The match was also intriguing on another level. The other team was Vietnam, which having lost 2-0, was eliminated from the tournament. The two countries share a lot more than just being on a soccer field. Both have hosted U.S. forces, and both have suffered mightily in the aftermath.

Shortly before kickoff, I was at the home of Abdul Samid Rahman Sultan, Iraq’s minister for displacement and migration. His business is trying to bring people together so the estimated two million Iraqi refugees can return home. Over orange juice and sliced watermelon, he describes the current situation here in a way most people wouldn’t. The current conflict, according to Sultan, is actually between Sunni Arab nations such as Saudi Arabia, Jordan and Syria on one side, and Iran on the other. The Baghdad street is their battlefield, he says.

Both sides are vying for influence here, he argues. Unknown figures within the Arab countries are supplying suicide bombers for Al Qaeda and cash for Sunni insurgents, while elements in Iran are giving weapons and assistance to Shiite militias. Sultan frowns as he concludes that Iraq’s Sunni and Shiite fighters are mere proxies whose strings are being pulled by puppeteers in neighboring countries. “They don’t have an understanding of nationalism,” he says.

Vietnam knows a thing or two about being a proxy. The Indochina War that engulfed Vietnam, as well as Cambodia and Laos, was a byproduct of the Cold War between the United States and former Soviet Union. In the 1960s, America was trying to stop the spread of Communism; today Washington is attempting to halt the advance of Al Qaeda-style terrorism and fundamentalist Islam. Have the enemy’s colors changed from Communist red to Islamic green?
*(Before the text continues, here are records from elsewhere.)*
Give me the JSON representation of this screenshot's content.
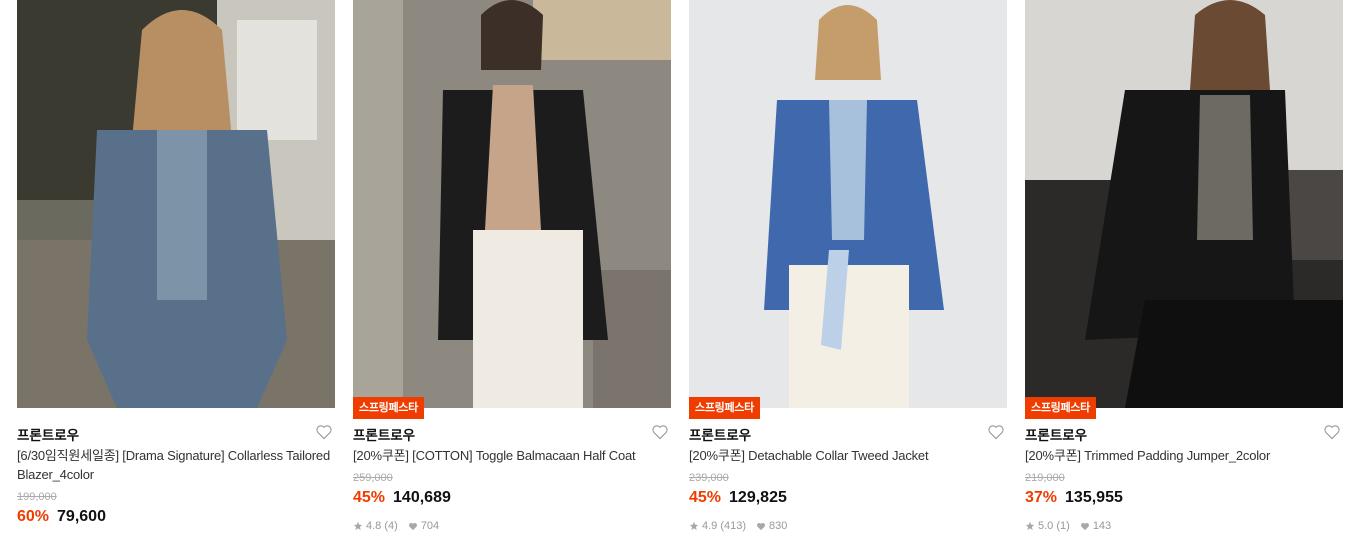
{
  "products": [
    {
      "badge": "",
      "brand": "프론트로우",
      "title": "[6/30임직원세일종] [Drama Signature] Collarless Tailored Blazer_4color",
      "original_price": "199,000",
      "discount": "60%",
      "price": "79,600",
      "rating": "",
      "reviews": "",
      "likes": "",
      "image_tone": "#4f6477"
    },
    {
      "badge": "스프링페스타",
      "brand": "프론트로우",
      "title": "[20%쿠폰] [COTTON] Toggle Balmacaan Half Coat",
      "original_price": "259,000",
      "discount": "45%",
      "price": "140,689",
      "rating": "4.8",
      "reviews": "(4)",
      "likes": "704",
      "image_tone": "#8a8378"
    },
    {
      "badge": "스프링페스타",
      "brand": "프론트로우",
      "title": "[20%쿠폰] Detachable Collar Tweed Jacket",
      "original_price": "239,000",
      "discount": "45%",
      "price": "129,825",
      "rating": "4.9",
      "reviews": "(413)",
      "likes": "830",
      "image_tone": "#e7e8ea"
    },
    {
      "badge": "스프링페스타",
      "brand": "프론트로우",
      "title": "[20%쿠폰] Trimmed Padding Jumper_2color",
      "original_price": "219,000",
      "discount": "37%",
      "price": "135,955",
      "rating": "5.0",
      "reviews": "(1)",
      "likes": "143",
      "image_tone": "#3a3632"
    }
  ],
  "colors": {
    "accent": "#ef3d00",
    "muted": "#999999"
  },
  "icons": {
    "like": "heart-outline-icon",
    "rating": "star-icon",
    "likes": "heart-filled-icon"
  }
}
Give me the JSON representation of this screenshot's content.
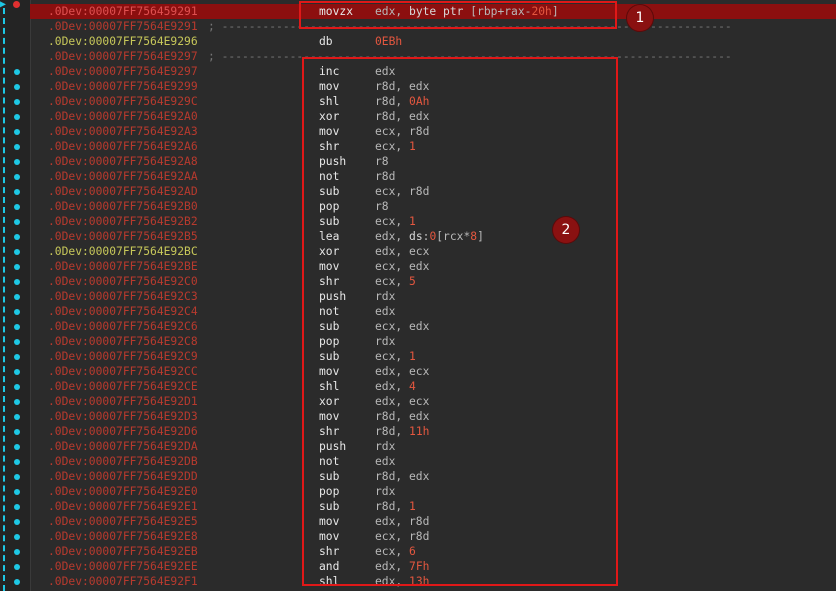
{
  "colors": {
    "background": "#2b2b2b",
    "address": "#b83a2e",
    "address_highlight": "#c8c85a",
    "breakpoint_row": "#8c0f0f",
    "number": "#e4573f",
    "gutter_line": "#1ec8e6",
    "annotation": "#e01818"
  },
  "gutter_icons": [
    "arrow-icon",
    "breakpoint-icon"
  ],
  "annotations": {
    "box1_label": "1",
    "box2_label": "2"
  },
  "rows": [
    {
      "addr": ".0Dev:00007FF756459291",
      "mn": "movzx",
      "ops": "edx, byte ptr [rbp+rax-20h]",
      "type": "bp"
    },
    {
      "addr": ".0Dev:00007FF7564E9291",
      "sep": "; ---------------------------------------------------------------------------"
    },
    {
      "addr": ".0Dev:00007FF7564E9296",
      "mn": "db",
      "ops": "0EBh",
      "type": "normal"
    },
    {
      "addr": ".0Dev:00007FF7564E9297",
      "sep": "; ---------------------------------------------------------------------------"
    },
    {
      "addr": ".0Dev:00007FF7564E9297",
      "mn": "inc",
      "ops": "edx"
    },
    {
      "addr": ".0Dev:00007FF7564E9299",
      "mn": "mov",
      "ops": "r8d, edx"
    },
    {
      "addr": ".0Dev:00007FF7564E929C",
      "mn": "shl",
      "ops": "r8d, 0Ah"
    },
    {
      "addr": ".0Dev:00007FF7564E92A0",
      "mn": "xor",
      "ops": "r8d, edx"
    },
    {
      "addr": ".0Dev:00007FF7564E92A3",
      "mn": "mov",
      "ops": "ecx, r8d"
    },
    {
      "addr": ".0Dev:00007FF7564E92A6",
      "mn": "shr",
      "ops": "ecx, 1"
    },
    {
      "addr": ".0Dev:00007FF7564E92A8",
      "mn": "push",
      "ops": "r8"
    },
    {
      "addr": ".0Dev:00007FF7564E92AA",
      "mn": "not",
      "ops": "r8d"
    },
    {
      "addr": ".0Dev:00007FF7564E92AD",
      "mn": "sub",
      "ops": "ecx, r8d"
    },
    {
      "addr": ".0Dev:00007FF7564E92B0",
      "mn": "pop",
      "ops": "r8"
    },
    {
      "addr": ".0Dev:00007FF7564E92B2",
      "mn": "sub",
      "ops": "ecx, 1"
    },
    {
      "addr": ".0Dev:00007FF7564E92B5",
      "mn": "lea",
      "ops": "edx, ds:0[rcx*8]"
    },
    {
      "addr": ".0Dev:00007FF7564E92BC",
      "mn": "xor",
      "ops": "edx, ecx",
      "type": "normal"
    },
    {
      "addr": ".0Dev:00007FF7564E92BE",
      "mn": "mov",
      "ops": "ecx, edx"
    },
    {
      "addr": ".0Dev:00007FF7564E92C0",
      "mn": "shr",
      "ops": "ecx, 5"
    },
    {
      "addr": ".0Dev:00007FF7564E92C3",
      "mn": "push",
      "ops": "rdx"
    },
    {
      "addr": ".0Dev:00007FF7564E92C4",
      "mn": "not",
      "ops": "edx"
    },
    {
      "addr": ".0Dev:00007FF7564E92C6",
      "mn": "sub",
      "ops": "ecx, edx"
    },
    {
      "addr": ".0Dev:00007FF7564E92C8",
      "mn": "pop",
      "ops": "rdx"
    },
    {
      "addr": ".0Dev:00007FF7564E92C9",
      "mn": "sub",
      "ops": "ecx, 1"
    },
    {
      "addr": ".0Dev:00007FF7564E92CC",
      "mn": "mov",
      "ops": "edx, ecx"
    },
    {
      "addr": ".0Dev:00007FF7564E92CE",
      "mn": "shl",
      "ops": "edx, 4"
    },
    {
      "addr": ".0Dev:00007FF7564E92D1",
      "mn": "xor",
      "ops": "edx, ecx"
    },
    {
      "addr": ".0Dev:00007FF7564E92D3",
      "mn": "mov",
      "ops": "r8d, edx"
    },
    {
      "addr": ".0Dev:00007FF7564E92D6",
      "mn": "shr",
      "ops": "r8d, 11h"
    },
    {
      "addr": ".0Dev:00007FF7564E92DA",
      "mn": "push",
      "ops": "rdx"
    },
    {
      "addr": ".0Dev:00007FF7564E92DB",
      "mn": "not",
      "ops": "edx"
    },
    {
      "addr": ".0Dev:00007FF7564E92DD",
      "mn": "sub",
      "ops": "r8d, edx"
    },
    {
      "addr": ".0Dev:00007FF7564E92E0",
      "mn": "pop",
      "ops": "rdx"
    },
    {
      "addr": ".0Dev:00007FF7564E92E1",
      "mn": "sub",
      "ops": "r8d, 1"
    },
    {
      "addr": ".0Dev:00007FF7564E92E5",
      "mn": "mov",
      "ops": "edx, r8d"
    },
    {
      "addr": ".0Dev:00007FF7564E92E8",
      "mn": "mov",
      "ops": "ecx, r8d"
    },
    {
      "addr": ".0Dev:00007FF7564E92EB",
      "mn": "shr",
      "ops": "ecx, 6"
    },
    {
      "addr": ".0Dev:00007FF7564E92EE",
      "mn": "and",
      "ops": "edx, 7Fh"
    },
    {
      "addr": ".0Dev:00007FF7564E92F1",
      "mn": "shl",
      "ops": "edx, 13h"
    }
  ]
}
The Bush administration doesn’t care for comparisons between Vietnam and Iraq. But they’re undeniable, as critics point to a quagmire, the growing refugee problem and hypotheticals about evacuating from the roof of the U.S. Embassy in the Green Zone–just as they did in Saigon in 1975. But none of that mattered Saturday in Bangkok, where Iraq and Vietnam played 90 minutes of exciting football. After scoring the victory-clinching goal near the end, Iraqi captain Younis Mahmoud, as he’s done in previous matches, pulled out and kissed a small Iraqi flag that was hidden in his pocket. Perhaps a winning national soccer team is something all Iraqis can unite around.